USDA-Certified Organic Salmon Faces Hurdles, Experts Say
WASHINGTON -- The National Organic Standards Board, the panel of experts officially appointed by the U.S. Secretary of Agriculture to assist the USDA in developing organic standards, has recommended that fish raised in open net cages and those using wild-caught fish in their diets should be permanently excluded from forthcoming USDA organic aquaculture standards.
March 28, 2007
WASHINGTON -- The National Organic Standards Board, the panel of experts officially appointed by the U.S. Secretary of Agriculture to assist the USDA in developing organic standards, has recommended that fish raised in open net cages and those using wild-caught fish in their diets should be permanently excluded from forthcoming USDA organic aquaculture standards.

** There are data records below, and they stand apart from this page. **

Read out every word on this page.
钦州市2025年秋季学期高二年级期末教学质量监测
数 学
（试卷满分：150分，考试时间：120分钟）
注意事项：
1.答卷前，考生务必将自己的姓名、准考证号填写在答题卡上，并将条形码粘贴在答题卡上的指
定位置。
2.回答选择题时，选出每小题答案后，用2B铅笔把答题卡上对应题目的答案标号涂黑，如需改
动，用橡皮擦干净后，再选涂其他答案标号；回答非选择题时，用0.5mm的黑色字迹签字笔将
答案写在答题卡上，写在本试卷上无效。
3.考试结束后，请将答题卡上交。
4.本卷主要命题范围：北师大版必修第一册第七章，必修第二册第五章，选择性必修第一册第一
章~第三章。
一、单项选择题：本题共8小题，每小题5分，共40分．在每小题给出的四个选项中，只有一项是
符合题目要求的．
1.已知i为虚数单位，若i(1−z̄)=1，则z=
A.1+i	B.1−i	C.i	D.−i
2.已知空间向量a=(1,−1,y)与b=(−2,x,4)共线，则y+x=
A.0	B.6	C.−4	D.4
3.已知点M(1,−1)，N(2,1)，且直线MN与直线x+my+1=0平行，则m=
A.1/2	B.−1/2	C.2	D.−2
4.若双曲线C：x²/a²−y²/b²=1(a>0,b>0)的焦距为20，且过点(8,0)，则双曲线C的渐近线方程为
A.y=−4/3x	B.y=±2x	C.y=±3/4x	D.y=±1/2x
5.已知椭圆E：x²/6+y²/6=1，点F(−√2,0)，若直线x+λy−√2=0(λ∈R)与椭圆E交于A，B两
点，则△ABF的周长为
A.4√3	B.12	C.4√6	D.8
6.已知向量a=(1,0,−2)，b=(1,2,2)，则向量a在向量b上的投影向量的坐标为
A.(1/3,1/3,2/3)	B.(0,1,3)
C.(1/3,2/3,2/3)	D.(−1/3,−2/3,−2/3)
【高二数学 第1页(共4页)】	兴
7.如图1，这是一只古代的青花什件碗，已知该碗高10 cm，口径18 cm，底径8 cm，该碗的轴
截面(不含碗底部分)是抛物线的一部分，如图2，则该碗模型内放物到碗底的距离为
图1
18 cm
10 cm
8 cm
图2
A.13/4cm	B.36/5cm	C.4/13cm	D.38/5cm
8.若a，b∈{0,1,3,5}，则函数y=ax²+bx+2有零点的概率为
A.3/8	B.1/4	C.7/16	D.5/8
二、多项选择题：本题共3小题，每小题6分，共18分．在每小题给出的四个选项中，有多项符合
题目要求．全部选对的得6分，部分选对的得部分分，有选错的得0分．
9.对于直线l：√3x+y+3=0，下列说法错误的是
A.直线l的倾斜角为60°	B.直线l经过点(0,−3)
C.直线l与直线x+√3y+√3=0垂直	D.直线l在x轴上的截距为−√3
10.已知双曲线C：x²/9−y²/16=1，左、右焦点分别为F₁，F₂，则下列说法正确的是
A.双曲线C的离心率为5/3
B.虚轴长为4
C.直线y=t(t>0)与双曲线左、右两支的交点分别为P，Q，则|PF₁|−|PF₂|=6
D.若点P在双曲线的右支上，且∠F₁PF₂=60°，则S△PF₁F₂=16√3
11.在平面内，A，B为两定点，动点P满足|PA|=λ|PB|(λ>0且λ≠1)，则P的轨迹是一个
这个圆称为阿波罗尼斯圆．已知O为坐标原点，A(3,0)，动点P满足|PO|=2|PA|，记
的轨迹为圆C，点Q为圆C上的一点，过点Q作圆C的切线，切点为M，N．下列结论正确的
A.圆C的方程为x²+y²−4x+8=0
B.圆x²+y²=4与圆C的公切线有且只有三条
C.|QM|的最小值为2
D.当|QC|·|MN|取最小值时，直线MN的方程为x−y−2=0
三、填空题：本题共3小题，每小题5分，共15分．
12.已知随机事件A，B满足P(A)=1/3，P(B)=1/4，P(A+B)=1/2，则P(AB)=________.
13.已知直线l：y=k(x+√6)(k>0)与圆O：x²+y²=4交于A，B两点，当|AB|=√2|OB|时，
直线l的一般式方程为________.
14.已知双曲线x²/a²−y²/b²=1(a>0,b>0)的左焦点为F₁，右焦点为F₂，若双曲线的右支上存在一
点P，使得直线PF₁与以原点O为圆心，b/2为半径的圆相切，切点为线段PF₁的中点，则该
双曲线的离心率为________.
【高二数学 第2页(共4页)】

If adopted, these qualifications would preclude the vast majority of farmed salmon operations from ever producing organic fish, and, they indicate that the NOSB may currently be leaning toward an organic definition that would require enclosed tanks outfitted with water filtration systems at certified organic aquaculture production facilities. Opponents of open-net cages say these enclosures release significant volumes of untreated waste, and that fish often escape, causing problems with local wild fish populations. Wild-caught salmon is prohibited from organic certification under current interpretation of USDA livestock guidelines, since fishermen and processors have no control over dietary inputs prior to catching a wild fish.